Sejak kembali ke Gedung Putih pada awal bulan lalu, Trump sudah meminta OPEC+ untuk memproduksi lebih banyak minyak untuk menurunkan harganya. Ia mengatakan kenaikan harga minyak hanya membantu Rusia melanjutkan perangnya di Ukraina.

Dalam rapat daring, menteri-menteri negara-negara yang bergabung dalam OPEC+  menegaskan tidak ada perubahan mengenai rencana produksi. Mereka mengubah daftar konsultan dan perusahaan yang digunakan untuk memantau produksinya.
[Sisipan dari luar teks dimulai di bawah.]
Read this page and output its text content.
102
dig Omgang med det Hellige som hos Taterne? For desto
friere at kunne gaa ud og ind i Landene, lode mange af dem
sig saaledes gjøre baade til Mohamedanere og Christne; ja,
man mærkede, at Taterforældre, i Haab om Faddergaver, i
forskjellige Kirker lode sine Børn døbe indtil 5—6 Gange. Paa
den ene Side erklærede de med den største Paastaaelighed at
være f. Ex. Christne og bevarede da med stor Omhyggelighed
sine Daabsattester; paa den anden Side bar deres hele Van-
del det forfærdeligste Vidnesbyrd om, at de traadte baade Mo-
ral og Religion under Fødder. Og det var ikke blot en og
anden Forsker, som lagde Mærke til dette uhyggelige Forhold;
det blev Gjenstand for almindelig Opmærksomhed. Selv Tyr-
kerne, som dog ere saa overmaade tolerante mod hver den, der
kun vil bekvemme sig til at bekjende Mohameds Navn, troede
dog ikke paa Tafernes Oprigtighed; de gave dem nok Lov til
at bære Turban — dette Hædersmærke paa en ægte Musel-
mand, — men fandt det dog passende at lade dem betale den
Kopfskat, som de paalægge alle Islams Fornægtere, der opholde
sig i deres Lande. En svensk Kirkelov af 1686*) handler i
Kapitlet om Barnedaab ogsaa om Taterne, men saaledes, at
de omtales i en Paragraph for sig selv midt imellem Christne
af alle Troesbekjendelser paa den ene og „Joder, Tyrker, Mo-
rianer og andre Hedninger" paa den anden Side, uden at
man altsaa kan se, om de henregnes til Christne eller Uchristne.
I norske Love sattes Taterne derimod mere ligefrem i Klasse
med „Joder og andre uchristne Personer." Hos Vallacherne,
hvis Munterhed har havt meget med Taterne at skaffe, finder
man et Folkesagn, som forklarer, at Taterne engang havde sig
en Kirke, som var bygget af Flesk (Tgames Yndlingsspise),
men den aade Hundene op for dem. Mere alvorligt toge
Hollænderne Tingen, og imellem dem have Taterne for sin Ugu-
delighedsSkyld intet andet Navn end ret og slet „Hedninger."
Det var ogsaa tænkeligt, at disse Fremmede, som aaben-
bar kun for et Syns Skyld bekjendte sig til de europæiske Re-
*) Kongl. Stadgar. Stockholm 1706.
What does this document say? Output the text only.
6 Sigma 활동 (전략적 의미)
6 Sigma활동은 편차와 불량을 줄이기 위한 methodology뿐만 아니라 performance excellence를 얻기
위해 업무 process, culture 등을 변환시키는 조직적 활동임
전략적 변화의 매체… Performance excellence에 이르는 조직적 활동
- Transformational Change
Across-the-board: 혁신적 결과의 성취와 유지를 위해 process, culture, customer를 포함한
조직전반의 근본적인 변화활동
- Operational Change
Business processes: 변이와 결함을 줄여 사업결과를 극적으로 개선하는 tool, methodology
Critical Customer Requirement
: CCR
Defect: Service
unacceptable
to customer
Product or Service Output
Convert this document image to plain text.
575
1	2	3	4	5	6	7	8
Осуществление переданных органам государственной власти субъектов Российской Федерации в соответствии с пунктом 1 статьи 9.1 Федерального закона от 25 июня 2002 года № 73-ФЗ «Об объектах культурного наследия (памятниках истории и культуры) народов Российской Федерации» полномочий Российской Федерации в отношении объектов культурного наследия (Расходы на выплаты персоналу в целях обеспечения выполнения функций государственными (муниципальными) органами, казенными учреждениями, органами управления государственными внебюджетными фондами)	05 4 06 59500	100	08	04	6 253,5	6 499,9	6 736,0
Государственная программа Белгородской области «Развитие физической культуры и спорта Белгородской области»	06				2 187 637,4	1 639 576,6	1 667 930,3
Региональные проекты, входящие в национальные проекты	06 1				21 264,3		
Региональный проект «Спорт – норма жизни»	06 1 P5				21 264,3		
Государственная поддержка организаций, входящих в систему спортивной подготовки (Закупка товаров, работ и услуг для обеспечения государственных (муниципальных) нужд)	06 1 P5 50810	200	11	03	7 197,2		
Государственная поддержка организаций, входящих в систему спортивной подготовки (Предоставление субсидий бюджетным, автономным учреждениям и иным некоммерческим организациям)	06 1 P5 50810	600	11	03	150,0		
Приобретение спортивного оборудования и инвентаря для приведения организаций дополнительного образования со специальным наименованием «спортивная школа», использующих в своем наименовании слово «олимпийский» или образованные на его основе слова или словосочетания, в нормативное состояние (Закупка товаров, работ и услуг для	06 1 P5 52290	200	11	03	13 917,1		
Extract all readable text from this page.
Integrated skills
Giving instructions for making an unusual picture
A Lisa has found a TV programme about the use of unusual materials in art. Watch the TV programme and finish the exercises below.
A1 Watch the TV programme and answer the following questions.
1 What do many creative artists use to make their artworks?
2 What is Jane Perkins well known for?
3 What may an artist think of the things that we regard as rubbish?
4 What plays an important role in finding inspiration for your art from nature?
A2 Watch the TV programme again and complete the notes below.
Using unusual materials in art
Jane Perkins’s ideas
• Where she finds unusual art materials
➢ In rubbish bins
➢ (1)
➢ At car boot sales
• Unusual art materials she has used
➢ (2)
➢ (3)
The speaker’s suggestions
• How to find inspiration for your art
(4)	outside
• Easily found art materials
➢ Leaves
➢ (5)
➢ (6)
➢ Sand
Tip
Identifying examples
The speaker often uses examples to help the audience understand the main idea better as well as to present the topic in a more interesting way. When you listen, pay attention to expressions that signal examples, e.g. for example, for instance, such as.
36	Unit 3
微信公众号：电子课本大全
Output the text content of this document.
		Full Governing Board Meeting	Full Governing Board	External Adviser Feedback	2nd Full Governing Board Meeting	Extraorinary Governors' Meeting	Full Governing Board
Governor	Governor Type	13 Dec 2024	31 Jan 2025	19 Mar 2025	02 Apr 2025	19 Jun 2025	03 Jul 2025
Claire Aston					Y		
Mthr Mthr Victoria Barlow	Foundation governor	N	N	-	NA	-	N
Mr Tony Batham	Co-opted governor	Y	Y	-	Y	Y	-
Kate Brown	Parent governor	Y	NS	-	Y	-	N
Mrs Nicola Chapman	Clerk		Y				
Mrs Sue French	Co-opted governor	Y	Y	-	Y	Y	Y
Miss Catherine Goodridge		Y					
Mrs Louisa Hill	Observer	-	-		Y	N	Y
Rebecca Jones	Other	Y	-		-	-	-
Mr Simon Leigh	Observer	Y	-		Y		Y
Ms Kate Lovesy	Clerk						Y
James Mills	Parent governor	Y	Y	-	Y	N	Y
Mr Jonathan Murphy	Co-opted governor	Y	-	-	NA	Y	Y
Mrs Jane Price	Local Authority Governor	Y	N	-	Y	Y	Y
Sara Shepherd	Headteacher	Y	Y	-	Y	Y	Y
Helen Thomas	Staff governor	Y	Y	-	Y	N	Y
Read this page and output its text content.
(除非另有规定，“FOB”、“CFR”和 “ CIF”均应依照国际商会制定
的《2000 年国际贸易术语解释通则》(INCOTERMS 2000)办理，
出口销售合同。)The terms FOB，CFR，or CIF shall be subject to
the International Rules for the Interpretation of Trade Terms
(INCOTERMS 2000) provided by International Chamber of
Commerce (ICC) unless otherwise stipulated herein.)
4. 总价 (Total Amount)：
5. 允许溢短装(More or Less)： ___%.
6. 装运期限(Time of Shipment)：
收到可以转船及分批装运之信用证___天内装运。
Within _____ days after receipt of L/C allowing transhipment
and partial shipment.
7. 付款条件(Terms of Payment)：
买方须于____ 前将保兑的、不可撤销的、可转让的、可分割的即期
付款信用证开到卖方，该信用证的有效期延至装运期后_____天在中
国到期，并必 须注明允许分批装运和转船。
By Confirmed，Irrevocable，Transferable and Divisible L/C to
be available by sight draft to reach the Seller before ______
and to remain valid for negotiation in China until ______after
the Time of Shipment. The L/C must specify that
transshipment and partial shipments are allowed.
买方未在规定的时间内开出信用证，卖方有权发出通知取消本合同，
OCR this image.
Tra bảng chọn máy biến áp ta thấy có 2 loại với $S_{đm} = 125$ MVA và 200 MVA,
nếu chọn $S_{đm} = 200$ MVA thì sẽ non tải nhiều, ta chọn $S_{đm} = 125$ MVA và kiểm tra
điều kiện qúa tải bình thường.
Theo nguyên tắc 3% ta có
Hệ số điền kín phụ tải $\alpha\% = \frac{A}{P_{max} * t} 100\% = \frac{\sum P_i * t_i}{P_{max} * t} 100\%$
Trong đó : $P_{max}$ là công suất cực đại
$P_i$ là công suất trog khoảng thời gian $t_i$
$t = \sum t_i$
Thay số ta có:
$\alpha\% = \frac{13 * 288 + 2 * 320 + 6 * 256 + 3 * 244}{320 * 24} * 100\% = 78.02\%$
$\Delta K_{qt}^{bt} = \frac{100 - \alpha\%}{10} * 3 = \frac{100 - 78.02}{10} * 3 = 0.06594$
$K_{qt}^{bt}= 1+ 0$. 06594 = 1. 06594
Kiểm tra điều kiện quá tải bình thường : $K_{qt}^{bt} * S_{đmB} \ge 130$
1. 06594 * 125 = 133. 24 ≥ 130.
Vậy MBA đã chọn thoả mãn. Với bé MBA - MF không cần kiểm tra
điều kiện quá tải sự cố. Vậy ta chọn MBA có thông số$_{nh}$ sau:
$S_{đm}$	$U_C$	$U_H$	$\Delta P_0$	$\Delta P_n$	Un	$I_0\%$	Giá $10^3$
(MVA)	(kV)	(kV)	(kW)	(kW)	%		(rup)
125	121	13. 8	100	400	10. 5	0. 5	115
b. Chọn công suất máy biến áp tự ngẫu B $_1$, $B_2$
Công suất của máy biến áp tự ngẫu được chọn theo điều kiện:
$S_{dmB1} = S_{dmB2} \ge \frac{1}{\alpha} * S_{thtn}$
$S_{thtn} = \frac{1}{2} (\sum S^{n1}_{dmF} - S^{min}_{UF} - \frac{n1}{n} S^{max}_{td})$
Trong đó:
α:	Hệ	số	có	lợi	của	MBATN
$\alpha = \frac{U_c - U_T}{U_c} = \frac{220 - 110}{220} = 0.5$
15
"Setelah analisa mendalam dari Sekretariat OPEC, Komite mengganti Rystad Energy dan Badan Informasi Energi (EIA) dengan Kpler, OilX dan ESAI, sebagai kedua yang digunakan untuk mengasesmen produksi minyak mentah dan kepatuhan," kata para menteri OPEC+ dalam pernyataan mereka, Senin (3/2/2025).

Sumber dari OPEC+ mengatakan dihapusnya data EIA karena lembaga itu tidak mengomunikasikan informasi yang dibutuhkan dan keputusan untuk menghapusnya tidak didorong politik. Pemerintah AS belum menanggapi permintaan komentar.

Rapat dari tersebut digelar setelah Trump memberlakukan tarif pada Meksiko, Kanada, dan Cina yang merupakan mitra-mitra dagang terbesar AS. Langkah ini mengguncang di pasar keuangan dan mendorong harga minyak.

Kekhawatiran dampak sanksi AS pada Rusia menaikkan harga minyak 83 dolar AS per barel pada 15 Januari lalu, tertinggi sejak Agustus dan kemudian berangsur turun hingga di bawah 77 dolar AS.

Dalam serangkaian langkah sejak 2022 lalu, OPEC+ yang dipimpin Rusia memangkas produksinya 5,85 juta barel per hari setara dengan 5,7 persen pasokan global. Pada Desember lalu, OPEC+ memperpanjang pemangkasan itu sampai berakhirnya kuartal pertama 2025, sehingga peningkatan pasokan baru akan dilakukan pada bulan April.

Perpanjangan ini merupakan langkah penundaan terbaru untuk meningkatkan produksi minyak. Alasannya karena masih rendahnya permintaan dan naiknya pasokan dari negara bukan anggota OPEC+.